Of course, there were other things going on. The middle class was thriving, massive investments were made in infrastructure (from which we are still benefit today), and the wealthiest among us paid their fair share in taxes. The space race was on, and although the U.S. started from way behind, Neil Armstrong’s footstep across the finish line was a great triumph for America’s embrace of science and technology as well as for its public education system.
Yet, the shadow of a nuclear holocaust was the overriding issue, at least for my generation. We did the “duck and cover” exercises as if a half-inch thick wooden desk could protect us from fatal radiation. There were public fallout shelters everywhere, and the most zealous survivalists had elaborate shelters in their homes. The “Red Scare” embraced by Senator Joe McCarthy and those of his ilk ruined many innocent lives.
Eventually, the Cold War ended. Some progress has been made in reducing the threat of a nuclear holocaust, although the reduction in the number of warheads stockpiled by America and Russia is offset by the proliferation of nuclear capability in nations with even more unstable leadership.
So if nuclear annihilation is not the pressing issue in 2014, what is? What’s the single most urgent issue our leaders and citizens should be addressing?
Is it the destruction of the middle class? Is it the inequality still suffered by minority groups in America? Is it the industrialization of our education system? Is it the cost and scarcity of decent health care, where we lag just about every other industrialized country? Is it the fact that we always seem to have the money to go to war but never enough money to take care of the warriors?
All of these are important. But like it or not, the most important issue facing my grandson as he enters school this week is the environmental legacy my generation’s leaders leave behind.
Human beings are frail creatures.
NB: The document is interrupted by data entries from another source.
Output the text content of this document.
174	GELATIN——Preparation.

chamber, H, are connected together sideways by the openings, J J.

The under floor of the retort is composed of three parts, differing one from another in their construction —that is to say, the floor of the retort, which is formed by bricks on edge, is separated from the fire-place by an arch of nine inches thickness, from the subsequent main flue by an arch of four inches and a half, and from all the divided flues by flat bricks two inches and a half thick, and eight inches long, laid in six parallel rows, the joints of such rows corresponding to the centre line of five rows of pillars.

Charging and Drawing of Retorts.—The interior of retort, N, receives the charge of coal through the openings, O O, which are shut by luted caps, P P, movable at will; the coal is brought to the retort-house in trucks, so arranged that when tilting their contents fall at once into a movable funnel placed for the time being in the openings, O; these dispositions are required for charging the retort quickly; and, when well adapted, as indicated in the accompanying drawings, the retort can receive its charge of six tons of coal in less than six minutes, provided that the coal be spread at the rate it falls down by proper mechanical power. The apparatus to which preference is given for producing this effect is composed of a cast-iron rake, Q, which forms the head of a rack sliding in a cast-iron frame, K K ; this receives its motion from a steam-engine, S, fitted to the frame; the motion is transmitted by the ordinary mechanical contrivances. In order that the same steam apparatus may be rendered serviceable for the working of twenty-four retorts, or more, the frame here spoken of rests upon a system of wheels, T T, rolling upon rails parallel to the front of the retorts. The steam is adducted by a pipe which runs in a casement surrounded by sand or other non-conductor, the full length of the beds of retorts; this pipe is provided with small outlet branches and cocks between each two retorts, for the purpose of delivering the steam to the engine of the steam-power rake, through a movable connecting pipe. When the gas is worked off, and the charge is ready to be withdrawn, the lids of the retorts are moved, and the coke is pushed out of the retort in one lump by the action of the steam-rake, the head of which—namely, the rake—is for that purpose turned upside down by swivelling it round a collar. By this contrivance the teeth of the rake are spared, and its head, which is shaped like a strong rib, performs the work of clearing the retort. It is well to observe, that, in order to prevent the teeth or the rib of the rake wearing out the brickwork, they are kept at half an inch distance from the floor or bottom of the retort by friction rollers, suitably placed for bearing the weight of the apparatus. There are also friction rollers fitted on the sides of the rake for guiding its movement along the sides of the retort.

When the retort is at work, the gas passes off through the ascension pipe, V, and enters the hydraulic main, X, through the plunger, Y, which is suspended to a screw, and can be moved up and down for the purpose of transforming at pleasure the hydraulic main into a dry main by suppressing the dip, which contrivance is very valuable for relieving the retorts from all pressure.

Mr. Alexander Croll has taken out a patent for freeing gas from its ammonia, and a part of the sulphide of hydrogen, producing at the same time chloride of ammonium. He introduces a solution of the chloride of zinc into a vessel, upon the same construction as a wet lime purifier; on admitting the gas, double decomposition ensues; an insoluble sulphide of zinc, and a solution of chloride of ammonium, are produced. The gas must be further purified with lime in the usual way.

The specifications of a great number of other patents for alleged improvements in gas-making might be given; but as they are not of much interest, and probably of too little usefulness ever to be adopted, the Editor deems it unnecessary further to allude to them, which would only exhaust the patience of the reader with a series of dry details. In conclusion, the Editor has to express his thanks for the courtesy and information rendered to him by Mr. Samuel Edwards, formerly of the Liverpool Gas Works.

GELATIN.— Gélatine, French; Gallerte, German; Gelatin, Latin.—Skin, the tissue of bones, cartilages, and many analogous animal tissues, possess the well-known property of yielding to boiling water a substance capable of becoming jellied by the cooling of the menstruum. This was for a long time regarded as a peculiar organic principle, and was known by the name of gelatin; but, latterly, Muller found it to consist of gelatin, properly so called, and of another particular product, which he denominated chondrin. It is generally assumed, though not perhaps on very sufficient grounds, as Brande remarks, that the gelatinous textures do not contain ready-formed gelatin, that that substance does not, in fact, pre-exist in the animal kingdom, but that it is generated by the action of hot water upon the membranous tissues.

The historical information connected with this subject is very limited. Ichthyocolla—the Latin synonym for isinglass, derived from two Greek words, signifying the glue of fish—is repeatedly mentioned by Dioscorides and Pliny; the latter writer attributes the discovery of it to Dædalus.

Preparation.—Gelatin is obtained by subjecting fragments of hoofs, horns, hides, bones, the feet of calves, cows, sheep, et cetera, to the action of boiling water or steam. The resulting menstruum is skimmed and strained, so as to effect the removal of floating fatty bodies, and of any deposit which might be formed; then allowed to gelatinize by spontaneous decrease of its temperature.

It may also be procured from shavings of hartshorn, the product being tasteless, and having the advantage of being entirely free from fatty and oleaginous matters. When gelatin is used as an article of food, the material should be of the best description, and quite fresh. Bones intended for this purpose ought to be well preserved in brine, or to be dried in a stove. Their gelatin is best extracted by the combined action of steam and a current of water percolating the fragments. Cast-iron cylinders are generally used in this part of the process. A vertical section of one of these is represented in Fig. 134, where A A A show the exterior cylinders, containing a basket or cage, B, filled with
Without clean air and water, our life expectancy is dramatically reduced and our survival is in jeopardy. Our ecosystem is also fragile. The food and water we depend upon is profoundly influenced by a healthy system that has evolved over the millennia. Yet, over the past 150 years, we have raped the earth, dirtied our waters, and grudgingly made only miniscule progress against a problem that affects every person regardless of income, social status, or gender. We have powerful political leaders propped up by wealthy supporters who deny basic science and are willing to put all of us – their progeny as well as ours – in great peril. We sent a man to the moon because as a nation we had the will and commitment to do so. If we don’t manifest that commitment by the orders of magnitude that it would take to ensure the survival of our descendants, then all of the other problems we have with education, the economy, and equal rights are moot.
Let’s not ignore our environment when we go to the ballot box this November. Ask your candidates where they stand. Do they think there is no anthropogenic factor in the severity of storms like Sandy? Do they value oil company profits over clean air? Do they believe it’s okay to build pipelines through fragile ecosystems? Then don’t vote as if your life depended on it. Vote because your grandchildren’s lives and quality of life depend on it.